Waheed Nadia, Saeed Anjum, Ijaz Sadaqat, Fayyaz Zafar, Anjum Muhammad Nadeem, Zahoor Yasir, Cheema Huma Arshad
Department of Pediatric Medicine, Division of Pediatric Gastroenterology, Hepatology & Nutrition, The Children's Hospital & Institute of Child Health, Lahore, Pakistan.
J Pediatr Endocrinol Metab. 2020 Sep 25;33(9):1117-1123. doi: 10.1515/jpem-2019-0603.
Background PHKG2-related liver phosphorylase kinase deficiency is inherited in autosomal recessive pattern and is a rare type of liver glycogenosis. We demonstrated the clinical presentation and genetic determinants involved in children with PHKG2- related liver phosphorylase kinase deficiency. Methodology Ten Pakistani children with liver phosphorylase kinase from seven different families, were enrolled over a period of 18 months. All regions of the PHKG2 gene spanning exons and splicing sites were evaluated through targeted exome sequencing. Variants were analyzed using different bioinformatics tools. Novel variants were reconfirmed by direct sequencing. Results Seven different variants were identified in PHKG2 gene including five novel variants: three stop codons (c.226C>T [p.R76*], c.454C>T [p.R152*] and c.958C>T [p.R320*]), one missense variant c.107C>T (p.S36F) and one splice site variant (c.557-3C>G). All five novel variants were predicted to be damaging by in Silico analysis. The variants are being transmitted through recessive pattern of inheritance except one family (two siblings) has compound heterozygotes. Laboratory data revealed elevated transaminases and triglycerides, normal creatinine phosphokinase and uric acid levels but with glycogen loaded hepatocytes on liver histology. Conclusion PHKG2 related liver phosphorylase kinase deficiency can mimic both liver glycogenosis type I (glucose-6-phosphatase deficiency) & III(amylo-1,6 glucosidase) and characterized by early childhood onset of hepatomegaly, growth restriction, elevated liver enzymes and triglycerides. Molecular analysis would be helpful in accurate diagnosis and proper treatment. The symptoms and biochemical abnormalities in liver glycogenosis due phosphorylase kinase deficiency tend to improve with proper dietary restrictions but need to be monitored for long-term complications such as liver fibrosis and cirrhosis.

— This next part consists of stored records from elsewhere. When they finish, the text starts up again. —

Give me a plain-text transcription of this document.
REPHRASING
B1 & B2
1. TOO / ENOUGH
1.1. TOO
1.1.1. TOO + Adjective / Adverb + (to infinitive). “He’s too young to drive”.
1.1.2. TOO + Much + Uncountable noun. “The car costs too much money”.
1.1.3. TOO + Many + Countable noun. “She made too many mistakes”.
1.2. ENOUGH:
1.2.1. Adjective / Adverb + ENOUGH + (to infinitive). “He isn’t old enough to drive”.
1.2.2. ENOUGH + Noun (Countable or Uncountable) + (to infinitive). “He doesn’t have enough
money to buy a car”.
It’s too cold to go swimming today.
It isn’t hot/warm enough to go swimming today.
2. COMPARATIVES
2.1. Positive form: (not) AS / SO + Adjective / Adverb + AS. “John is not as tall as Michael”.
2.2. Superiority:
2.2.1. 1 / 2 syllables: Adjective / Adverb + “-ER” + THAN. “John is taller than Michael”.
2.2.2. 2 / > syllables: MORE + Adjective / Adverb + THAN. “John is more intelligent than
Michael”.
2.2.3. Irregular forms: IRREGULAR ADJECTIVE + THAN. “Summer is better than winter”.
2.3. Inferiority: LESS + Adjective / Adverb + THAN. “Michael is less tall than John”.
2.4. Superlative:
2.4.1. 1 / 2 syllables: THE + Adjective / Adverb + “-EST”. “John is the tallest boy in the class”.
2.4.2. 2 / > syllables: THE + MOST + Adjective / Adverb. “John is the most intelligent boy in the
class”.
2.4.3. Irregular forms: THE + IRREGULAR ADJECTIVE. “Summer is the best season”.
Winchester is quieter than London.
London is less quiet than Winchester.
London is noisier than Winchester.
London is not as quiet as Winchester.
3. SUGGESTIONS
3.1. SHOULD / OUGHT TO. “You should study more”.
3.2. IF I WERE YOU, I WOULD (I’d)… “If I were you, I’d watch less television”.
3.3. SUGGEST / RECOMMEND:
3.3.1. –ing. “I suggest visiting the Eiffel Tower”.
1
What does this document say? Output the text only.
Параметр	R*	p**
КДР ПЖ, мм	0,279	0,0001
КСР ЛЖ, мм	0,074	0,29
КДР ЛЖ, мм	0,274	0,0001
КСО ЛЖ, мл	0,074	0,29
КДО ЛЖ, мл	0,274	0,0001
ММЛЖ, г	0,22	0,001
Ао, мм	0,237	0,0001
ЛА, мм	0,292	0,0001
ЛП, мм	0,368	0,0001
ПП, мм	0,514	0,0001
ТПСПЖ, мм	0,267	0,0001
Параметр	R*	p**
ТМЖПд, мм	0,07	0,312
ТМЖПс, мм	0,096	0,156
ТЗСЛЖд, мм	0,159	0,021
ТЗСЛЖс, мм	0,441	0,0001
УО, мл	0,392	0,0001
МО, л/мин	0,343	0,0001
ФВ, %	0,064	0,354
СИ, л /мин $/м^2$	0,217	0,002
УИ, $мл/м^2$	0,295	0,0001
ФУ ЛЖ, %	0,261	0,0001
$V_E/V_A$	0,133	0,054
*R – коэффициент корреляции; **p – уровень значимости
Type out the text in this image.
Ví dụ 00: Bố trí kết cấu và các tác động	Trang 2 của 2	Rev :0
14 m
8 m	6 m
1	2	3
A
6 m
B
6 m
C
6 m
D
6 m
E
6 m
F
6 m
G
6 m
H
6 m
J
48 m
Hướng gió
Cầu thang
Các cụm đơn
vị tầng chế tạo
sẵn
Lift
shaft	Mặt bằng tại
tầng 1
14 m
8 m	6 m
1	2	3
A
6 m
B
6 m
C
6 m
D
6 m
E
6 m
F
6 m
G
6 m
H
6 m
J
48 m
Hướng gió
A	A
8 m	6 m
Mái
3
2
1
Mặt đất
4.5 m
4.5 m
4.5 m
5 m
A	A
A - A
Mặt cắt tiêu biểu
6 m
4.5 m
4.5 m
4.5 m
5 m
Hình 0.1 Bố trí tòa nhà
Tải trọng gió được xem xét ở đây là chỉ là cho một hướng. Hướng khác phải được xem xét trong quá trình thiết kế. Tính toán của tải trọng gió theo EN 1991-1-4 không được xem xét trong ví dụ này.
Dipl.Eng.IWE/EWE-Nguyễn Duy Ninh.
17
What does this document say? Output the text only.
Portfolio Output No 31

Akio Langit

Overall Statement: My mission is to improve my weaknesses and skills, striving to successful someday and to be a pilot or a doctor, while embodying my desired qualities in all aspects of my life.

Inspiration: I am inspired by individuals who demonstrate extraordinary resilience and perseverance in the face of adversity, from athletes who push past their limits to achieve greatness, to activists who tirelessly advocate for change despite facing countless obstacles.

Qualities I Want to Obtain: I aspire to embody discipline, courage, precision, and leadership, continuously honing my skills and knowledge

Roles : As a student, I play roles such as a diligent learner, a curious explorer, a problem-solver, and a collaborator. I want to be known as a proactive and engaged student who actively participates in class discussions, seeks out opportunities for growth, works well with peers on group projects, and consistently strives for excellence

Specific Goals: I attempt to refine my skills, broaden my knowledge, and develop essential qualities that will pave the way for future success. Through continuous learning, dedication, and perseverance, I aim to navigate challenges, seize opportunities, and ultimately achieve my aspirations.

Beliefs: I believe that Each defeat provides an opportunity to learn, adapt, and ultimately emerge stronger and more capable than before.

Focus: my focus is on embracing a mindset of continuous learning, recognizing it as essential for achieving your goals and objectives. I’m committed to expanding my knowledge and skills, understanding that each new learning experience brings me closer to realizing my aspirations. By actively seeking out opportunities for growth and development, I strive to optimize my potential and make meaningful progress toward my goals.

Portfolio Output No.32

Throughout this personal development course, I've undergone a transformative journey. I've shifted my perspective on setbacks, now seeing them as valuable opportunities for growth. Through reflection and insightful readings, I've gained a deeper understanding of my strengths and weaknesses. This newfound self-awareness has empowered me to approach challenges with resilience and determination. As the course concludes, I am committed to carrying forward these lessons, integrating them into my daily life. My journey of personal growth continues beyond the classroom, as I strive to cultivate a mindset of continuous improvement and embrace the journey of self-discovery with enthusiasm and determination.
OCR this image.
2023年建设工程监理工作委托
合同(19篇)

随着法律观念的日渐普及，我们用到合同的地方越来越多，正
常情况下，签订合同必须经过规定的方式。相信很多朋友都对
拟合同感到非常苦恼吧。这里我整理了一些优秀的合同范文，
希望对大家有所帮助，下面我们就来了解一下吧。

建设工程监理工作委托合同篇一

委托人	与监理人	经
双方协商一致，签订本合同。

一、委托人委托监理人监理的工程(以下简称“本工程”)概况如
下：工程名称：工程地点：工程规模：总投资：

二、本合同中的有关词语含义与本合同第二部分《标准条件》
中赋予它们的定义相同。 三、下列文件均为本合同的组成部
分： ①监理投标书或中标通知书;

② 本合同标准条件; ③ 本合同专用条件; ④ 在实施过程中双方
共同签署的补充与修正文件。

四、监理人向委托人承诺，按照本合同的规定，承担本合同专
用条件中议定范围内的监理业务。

PHKG2相关的肝磷酸化酶激酶缺乏症以常染色体隐性模式遗传,是一种罕见的肝糖原贮积症类型。我们阐述了PHKG2相关的肝磷酸化酶激酶缺乏症患儿的临床表现和遗传决定因素。方法:在18个月的时间里,招募了来自7个不同家庭的10名患有肝磷酸化酶激酶缺乏症的巴基斯坦儿童。通过靶向外显子组测序评估PHKG2基因跨越外显子和剪接位点的所有区域。使用不同的生物信息学工具分析变异体。通过直接测序再次确认新变异体。结果:在PHKG2基因中鉴定出7种不同的变异体,包括5种新变异体:3个终止密码子(c.226C>T [p.R76*]、c.454C>T [p.R152*]和c.958C>T [p.R320*])、1个错义变异体c.107C>T(p.S36F)和1个剪接位点变异体(c.557-3C>G)。通过计算机分析预测,所有5种新变异体均具有损害性。除了一个家庭(两名兄弟姐妹)为复合杂合子外,这些变异体均通过隐性遗传模式传递。实验室数据显示转氨酶和甘油三酯升高,肌酸磷酸激酶和尿酸水平正常,但肝脏组织学检查显示肝细胞内有糖原沉积。结论:PHKG2相关的肝磷酸化酶激酶缺乏症可类似I型肝糖原贮积症(葡萄糖-6-磷酸酶缺乏症)和III型(淀粉-1,6-葡萄糖苷酶缺乏症),其特征为儿童早期出现肝肿大、生长受限、肝酶和甘油三酯升高。分子分析有助于准确诊断和恰当治疗。由于磷酸化酶激酶缺乏导致的肝糖原贮积症的症状和生化异常在适当的饮食限制下往往会改善,但需要监测长期并发症,如肝纤维化和肝硬化。